Video: Schneeräumer
Der Schnee muss runter von den Dächern und raus der Stadt. Räumkommandos arbeiten in Lüdenscheid.
Februar? Normalerweise hockt Peter Gebauer um diese Jahreszeit zu Hause auf dem Sofa. Im Winter herrscht Flaute für die Männer vom Straßen- und Tiefbau. Doch dieses Jahr ist alles anders. Da wird im märkischen Sauerland jeder Lastkraftwagen gebraucht.
Rathausplätze, Schulhöfe, Bushaltestellen oder Brücken müssen frei geräumt werden. Die Schneemassen türmen sich auch nach einer Woche noch an den Straßenrändern. Auf den Dächern schmilzt bei einsetzendem Tauwetter der Schnee und wird zur Gefahr für Autofahrer und Fußgänger.

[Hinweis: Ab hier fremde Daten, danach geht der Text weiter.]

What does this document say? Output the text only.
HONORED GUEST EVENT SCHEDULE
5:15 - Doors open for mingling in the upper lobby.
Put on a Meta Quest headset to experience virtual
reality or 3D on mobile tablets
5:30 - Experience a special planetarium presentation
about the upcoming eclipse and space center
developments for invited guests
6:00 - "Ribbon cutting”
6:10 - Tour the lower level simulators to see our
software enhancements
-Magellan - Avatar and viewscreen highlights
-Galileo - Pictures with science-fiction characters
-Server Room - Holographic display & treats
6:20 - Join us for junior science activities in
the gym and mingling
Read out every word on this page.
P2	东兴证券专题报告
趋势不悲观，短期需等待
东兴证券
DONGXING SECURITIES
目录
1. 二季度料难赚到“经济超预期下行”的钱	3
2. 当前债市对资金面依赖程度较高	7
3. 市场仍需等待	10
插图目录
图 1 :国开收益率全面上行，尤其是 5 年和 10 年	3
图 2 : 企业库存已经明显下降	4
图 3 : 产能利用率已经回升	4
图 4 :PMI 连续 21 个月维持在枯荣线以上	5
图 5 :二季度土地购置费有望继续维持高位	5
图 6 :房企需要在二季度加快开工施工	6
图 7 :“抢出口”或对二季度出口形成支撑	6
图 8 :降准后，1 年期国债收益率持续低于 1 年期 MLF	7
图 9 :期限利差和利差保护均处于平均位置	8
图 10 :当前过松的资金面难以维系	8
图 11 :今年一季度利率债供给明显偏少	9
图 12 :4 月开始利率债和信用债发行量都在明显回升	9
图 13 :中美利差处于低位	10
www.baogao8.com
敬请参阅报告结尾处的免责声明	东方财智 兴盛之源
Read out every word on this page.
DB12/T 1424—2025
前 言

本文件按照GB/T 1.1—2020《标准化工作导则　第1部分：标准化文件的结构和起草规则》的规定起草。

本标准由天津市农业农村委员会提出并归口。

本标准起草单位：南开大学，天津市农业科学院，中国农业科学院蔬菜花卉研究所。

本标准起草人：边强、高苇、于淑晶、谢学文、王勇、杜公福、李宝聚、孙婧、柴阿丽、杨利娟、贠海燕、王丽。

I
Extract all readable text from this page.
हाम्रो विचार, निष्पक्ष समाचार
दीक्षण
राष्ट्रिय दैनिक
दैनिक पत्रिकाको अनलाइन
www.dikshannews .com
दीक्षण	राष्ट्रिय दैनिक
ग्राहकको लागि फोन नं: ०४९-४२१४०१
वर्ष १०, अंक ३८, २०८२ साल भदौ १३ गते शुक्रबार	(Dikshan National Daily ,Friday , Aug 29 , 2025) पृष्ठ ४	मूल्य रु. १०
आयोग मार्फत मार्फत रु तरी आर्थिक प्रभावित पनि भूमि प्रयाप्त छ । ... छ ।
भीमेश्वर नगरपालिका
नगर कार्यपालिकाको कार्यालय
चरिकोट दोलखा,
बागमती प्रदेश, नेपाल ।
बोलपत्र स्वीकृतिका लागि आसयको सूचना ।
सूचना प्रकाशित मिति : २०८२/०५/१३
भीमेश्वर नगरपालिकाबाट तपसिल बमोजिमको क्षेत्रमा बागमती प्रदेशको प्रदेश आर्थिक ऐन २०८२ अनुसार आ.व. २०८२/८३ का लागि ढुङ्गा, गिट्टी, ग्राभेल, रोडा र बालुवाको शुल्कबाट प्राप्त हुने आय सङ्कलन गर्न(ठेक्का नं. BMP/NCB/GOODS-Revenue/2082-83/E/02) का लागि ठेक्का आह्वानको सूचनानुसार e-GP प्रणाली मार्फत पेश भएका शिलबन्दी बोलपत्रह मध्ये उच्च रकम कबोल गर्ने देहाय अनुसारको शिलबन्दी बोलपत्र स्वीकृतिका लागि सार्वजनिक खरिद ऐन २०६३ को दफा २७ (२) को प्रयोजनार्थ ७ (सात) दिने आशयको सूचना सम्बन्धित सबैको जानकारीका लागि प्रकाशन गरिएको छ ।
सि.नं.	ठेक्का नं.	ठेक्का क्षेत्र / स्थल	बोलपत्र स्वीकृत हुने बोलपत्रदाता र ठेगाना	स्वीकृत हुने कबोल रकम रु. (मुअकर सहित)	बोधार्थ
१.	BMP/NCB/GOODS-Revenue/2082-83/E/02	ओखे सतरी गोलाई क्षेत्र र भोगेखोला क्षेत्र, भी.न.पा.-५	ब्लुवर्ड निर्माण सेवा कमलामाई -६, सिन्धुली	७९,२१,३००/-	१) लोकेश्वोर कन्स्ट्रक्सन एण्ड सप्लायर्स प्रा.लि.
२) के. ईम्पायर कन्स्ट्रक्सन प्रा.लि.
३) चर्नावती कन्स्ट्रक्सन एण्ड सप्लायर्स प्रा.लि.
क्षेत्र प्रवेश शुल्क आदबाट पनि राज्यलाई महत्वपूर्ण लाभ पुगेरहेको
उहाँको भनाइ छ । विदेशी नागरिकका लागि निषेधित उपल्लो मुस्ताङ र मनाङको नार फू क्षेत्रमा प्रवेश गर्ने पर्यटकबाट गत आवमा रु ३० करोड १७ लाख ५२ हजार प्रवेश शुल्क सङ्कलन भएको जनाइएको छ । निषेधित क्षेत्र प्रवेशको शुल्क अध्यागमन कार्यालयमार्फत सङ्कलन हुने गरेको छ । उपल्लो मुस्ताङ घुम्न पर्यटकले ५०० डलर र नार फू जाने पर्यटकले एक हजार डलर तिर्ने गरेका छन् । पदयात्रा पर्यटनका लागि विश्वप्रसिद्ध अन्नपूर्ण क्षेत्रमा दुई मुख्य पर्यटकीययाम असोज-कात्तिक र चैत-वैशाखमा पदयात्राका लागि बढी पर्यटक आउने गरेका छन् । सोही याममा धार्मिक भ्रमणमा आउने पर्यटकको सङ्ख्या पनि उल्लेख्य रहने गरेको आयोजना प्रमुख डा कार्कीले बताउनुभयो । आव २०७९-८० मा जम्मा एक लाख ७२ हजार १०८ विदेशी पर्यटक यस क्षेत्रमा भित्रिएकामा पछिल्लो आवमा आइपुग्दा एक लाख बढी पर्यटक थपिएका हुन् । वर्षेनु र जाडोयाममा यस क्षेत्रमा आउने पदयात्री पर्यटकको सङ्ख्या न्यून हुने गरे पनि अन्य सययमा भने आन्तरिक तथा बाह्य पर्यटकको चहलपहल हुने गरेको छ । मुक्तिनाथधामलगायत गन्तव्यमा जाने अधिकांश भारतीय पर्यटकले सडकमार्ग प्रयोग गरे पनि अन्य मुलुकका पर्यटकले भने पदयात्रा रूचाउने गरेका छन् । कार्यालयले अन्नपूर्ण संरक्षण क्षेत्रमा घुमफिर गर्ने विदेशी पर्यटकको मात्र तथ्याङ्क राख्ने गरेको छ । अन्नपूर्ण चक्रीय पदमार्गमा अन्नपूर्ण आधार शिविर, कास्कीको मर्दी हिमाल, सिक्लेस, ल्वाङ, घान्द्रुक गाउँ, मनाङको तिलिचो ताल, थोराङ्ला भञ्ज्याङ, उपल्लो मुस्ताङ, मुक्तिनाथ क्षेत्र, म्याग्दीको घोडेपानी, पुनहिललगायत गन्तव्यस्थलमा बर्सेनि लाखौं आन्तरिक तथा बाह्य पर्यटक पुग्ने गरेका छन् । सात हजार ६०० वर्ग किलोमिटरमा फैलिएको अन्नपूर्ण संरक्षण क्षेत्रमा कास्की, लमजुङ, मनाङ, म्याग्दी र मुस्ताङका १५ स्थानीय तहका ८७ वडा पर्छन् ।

Die Dachdecker Thomas Schwabbauer (l.) und Tahir Cakmak räumen aus einer Gondel den Schnee von der Fußgängerüberführung in Lüdenscheid
Foto: Hartwig Sellmann
Wie zum Beispiel in Lüdenscheids City. An der Ecke Kölner- zur Weststraße schüppen die Dachdecker Thomas Schwabbauer (38) und Tahir Cakmak (29) im spektakulären Einsatz aus einer am Kran schwebenden Gondel die 35 Zentimeter hohe Schneeschicht vom Wellblechdach der Fußgängerüberführung. Die Straße ist bei diesem Manöver halbseitig gesperrt.
Tausende Tonnen von Schnee
Der Stadtreinigungs-, Transport- und Baubetrieb Lüdenscheid (STL) hat noch reichlich Arbeit mit den Altlasten des Winters. Die eigenen Räumkapazitäten reichen bei weitem nicht aus. Unternehmen wie die Rensmann&Rentop GmbH aus Lüdenscheid karren im Auftrag des STL den "Sondermüll" auf die Sammelplätze am Stadtrand und Bahnhofsvorplatz.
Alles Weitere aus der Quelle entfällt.